Measurement of the chemical composition of nanostructures by quantification of Z-contrast in scanning-transmission electron microscopy

通过扫描透射电子显微镜中 Z 对比度的量化来测量纳米结构的化学成分

• 批准号: 134655250
• 负责人: Professor Dr. Andreas Rosenauer
• 金额: --
• 依托单位: Institut für Festkörperphysik (IFP)
• 依托单位国家: 德国
• 项目类别: Research Grants
• 财政年份: 2009
• 资助国家: 德国
• 起止时间: 2008-12-31 至 2021-12-31
• 项目状态: 已结题
• 来源: https://gepris.dfg.de/gepris/projekt/134655250?language=en
• 关键词: Measurement; chemical; composition; nanostructures; quantification

In project we developed a method to precisely analyse the chemical composition in a sample using scanning-transmission electron microscopy (STEM). The method wich is based on a direct comparsion of the experimental high-angle annular dark field (HAADF) intensity with simulations was already applied to many different materials.So far, the intensity was measured by integrating the scattered intensity over a certain angular range which is defined by the camera length and the geometry of the detector. In this renewal proposal we aim at a measurement of STEM intensity as a function of the scattering angle. The angle-dependence of the scattered intensity is not only influenced by the chemical concentration but also by the type of the scattering process (e.g. thermal-diffuse scattering or scattering at static atomic displacements) and by distortions of the crystal lattice. Therefore, the scattering intensity measured with selected detection angles contains additional information which allows for measuring two or more experimental parameters (e.g. thickness and chemical concentration) at the same time. For this purpose we suggest to install a motor-driven diaphragm directly above the HAADF detector in the microscope.The new method will be able to measure the local chemical concentration of a single element (e.g. In in InGaN) and the local specimen thickness or the local chemical concentrations of two elements (e.g. In and Al in InAlGaN) at the same time. Our priliminary studies using a prototype diaphragm show that our method allows for either making strain fields visible or performing quantitative chemical analyses without strain-induced artifacts. The studies further show a difference in the angle-dependend intensity distribution between experiment and simulation at angles smaller than 40 mrad. A main topic of this proposal is the quantification of the small-angle scattering intensity, which includes the investigation of plasmon scattering and its implementation into our simulation software using different apporaches.The method will contribute to various cooperations and projects by its application to investigate quantum dots, quaternary layers, segregation effects, nano particles of non-homogeneous composition, nano-pourous gold and SiGe MOSFETs. Thus, the project will significantly contribute to the understanding of semiconductor nanostructures and catalysists by the suggested method.

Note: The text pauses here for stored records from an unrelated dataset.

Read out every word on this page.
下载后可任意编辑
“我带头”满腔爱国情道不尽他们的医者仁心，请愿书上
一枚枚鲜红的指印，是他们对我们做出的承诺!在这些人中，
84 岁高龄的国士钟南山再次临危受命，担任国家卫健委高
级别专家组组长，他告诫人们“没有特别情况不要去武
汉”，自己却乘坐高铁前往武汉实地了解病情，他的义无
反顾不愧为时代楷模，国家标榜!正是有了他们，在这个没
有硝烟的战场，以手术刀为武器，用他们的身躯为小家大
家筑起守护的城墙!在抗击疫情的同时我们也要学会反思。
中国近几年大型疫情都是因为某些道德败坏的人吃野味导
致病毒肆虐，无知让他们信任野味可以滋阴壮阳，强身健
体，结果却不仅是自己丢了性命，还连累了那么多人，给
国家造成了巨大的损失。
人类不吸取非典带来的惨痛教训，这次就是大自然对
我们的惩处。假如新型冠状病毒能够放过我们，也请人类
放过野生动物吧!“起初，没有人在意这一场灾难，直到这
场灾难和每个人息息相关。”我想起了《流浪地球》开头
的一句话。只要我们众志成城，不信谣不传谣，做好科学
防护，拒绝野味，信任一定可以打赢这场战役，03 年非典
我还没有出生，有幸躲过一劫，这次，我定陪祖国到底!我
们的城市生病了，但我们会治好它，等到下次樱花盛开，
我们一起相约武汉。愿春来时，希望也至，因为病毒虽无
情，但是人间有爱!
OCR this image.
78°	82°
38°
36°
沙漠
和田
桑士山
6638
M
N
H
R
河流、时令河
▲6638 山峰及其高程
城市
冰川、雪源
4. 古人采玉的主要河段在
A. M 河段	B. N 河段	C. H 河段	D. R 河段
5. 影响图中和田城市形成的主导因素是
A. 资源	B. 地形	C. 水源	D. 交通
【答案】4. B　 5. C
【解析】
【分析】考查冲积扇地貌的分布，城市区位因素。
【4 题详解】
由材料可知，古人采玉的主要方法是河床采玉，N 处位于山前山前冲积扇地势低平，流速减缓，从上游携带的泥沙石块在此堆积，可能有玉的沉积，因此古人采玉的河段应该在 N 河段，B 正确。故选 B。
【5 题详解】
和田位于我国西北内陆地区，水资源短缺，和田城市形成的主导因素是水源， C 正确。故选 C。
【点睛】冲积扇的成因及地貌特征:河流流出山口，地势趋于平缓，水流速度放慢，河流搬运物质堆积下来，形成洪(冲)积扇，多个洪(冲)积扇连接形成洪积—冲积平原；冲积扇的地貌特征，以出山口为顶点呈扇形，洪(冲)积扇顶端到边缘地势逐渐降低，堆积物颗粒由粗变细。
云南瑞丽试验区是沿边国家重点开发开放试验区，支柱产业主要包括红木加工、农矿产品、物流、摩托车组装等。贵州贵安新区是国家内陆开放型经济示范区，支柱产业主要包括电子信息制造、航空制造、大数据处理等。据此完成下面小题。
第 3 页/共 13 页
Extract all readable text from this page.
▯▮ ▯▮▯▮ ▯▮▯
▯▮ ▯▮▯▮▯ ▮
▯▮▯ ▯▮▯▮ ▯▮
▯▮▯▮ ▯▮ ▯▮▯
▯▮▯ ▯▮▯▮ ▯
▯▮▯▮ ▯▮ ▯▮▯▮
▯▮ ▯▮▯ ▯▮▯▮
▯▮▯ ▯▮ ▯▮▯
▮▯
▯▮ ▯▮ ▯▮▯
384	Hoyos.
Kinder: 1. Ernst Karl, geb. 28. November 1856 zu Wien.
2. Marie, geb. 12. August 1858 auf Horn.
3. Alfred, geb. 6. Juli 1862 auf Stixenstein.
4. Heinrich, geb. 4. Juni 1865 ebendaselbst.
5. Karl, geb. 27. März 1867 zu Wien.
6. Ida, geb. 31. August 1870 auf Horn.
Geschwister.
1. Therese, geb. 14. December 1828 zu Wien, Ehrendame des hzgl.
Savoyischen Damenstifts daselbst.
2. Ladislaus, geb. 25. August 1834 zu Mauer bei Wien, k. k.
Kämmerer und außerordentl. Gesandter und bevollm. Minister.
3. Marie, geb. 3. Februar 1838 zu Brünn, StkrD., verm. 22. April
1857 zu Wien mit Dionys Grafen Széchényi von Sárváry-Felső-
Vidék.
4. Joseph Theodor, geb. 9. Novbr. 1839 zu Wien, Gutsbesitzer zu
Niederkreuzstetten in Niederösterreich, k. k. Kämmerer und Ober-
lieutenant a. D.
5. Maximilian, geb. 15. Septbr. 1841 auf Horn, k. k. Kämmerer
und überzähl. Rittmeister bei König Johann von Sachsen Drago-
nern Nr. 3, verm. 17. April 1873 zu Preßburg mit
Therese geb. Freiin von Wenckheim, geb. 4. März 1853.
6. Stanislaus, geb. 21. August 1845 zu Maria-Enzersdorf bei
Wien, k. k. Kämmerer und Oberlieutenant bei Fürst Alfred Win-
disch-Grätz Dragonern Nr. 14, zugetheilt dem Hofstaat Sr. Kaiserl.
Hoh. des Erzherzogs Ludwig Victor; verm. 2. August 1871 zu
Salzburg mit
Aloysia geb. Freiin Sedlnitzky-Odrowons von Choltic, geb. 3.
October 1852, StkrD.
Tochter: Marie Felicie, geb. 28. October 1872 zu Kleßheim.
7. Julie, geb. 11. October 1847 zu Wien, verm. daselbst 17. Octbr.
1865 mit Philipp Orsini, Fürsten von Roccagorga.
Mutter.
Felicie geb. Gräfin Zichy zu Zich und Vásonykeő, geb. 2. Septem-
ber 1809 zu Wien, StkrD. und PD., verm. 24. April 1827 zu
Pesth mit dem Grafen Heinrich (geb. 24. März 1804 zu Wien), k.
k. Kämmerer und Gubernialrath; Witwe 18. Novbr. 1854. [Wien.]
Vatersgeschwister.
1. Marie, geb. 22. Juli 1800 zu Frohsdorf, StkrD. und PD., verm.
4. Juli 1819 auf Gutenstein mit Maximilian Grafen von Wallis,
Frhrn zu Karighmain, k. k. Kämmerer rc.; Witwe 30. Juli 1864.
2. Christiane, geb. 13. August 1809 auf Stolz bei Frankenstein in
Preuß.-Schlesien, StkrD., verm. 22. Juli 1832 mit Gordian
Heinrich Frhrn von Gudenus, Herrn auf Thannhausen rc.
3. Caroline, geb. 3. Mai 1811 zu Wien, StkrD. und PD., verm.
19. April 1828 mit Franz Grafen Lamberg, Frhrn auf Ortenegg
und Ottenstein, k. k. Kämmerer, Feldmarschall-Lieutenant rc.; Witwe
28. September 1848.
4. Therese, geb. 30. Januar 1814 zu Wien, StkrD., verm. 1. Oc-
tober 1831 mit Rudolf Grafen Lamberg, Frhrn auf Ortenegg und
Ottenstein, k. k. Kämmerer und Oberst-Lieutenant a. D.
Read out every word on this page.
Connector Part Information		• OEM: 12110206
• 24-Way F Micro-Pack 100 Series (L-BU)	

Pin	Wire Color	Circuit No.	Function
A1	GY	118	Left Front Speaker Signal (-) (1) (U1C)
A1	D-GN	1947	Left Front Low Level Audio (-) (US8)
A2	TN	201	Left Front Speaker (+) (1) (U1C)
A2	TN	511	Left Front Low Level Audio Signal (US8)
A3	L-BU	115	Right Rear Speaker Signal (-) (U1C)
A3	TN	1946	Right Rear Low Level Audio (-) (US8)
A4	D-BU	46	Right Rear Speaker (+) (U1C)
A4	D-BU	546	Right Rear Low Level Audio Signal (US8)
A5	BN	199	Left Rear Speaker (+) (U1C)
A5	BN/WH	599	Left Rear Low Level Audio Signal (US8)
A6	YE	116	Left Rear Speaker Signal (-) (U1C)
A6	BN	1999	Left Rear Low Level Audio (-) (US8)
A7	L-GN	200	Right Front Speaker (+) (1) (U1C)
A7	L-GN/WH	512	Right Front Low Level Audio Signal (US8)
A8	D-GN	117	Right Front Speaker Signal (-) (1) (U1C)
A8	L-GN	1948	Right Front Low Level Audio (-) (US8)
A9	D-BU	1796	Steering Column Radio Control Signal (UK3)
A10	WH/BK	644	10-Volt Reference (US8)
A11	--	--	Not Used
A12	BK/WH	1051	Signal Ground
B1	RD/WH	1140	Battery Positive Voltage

在项目中，我们开发了一种使用扫描透射电子显微镜 (STEM) 精确分析样品中化学成分的方法。该方法基于实验高角度环形暗场 (HAADF) 强度与模拟的直接比较，已应用于许多不同的材料。到目前为止，强度是通过对一定角度范围内的散射强度进行积分来测量的，由相机长度和探测器的几何形状定义。在这个更新提案中，我们的目标是测量 STEM 强度作为散射角的函数。散射强度的角度依赖性不仅受到化学浓度的影响，而且还受到散射过程类型（例如热扩散散射或静态原子位移处的散射）以及晶格畸变的影响。因此，用选定的检测角度测量的散射强度包含附加信息，允许同时测量两个或多个实验参数（例如厚度和化学浓度）。为此，我们建议在显微镜中的 HAADF 探测器正上方安装一个电机驱动隔膜。新方法将能够测量单个元素（例如 InGaN 中的 In）的局部化学浓度以及局部样本厚度或同时计算两种元素（例如 InAlGaN 中的 In 和 Al）的局部化学浓度。我们使用原型隔膜进行的初步研究表明，我们的方法可以使应变场可见或进行定量化学分析，而不会产生应变引起的伪影。研究进一步表明，在角度小于 40 mrad 时，实验与模拟之间的角度相关强度分布存在差异。该提案的一个主要主题是小角度散射强度的量化，其中包括等离子体激元散射的研究及其使用不同方法在我们的模拟软件中的实现。该方法将通过其应用来研究量子点、四元层、偏析效应、非均匀成分的纳米颗粒、纳米多孔金和 SiGe MOSFET。因此，该项目将通过建议的方法极大地促进对半导体纳米结构和催化剂的理解。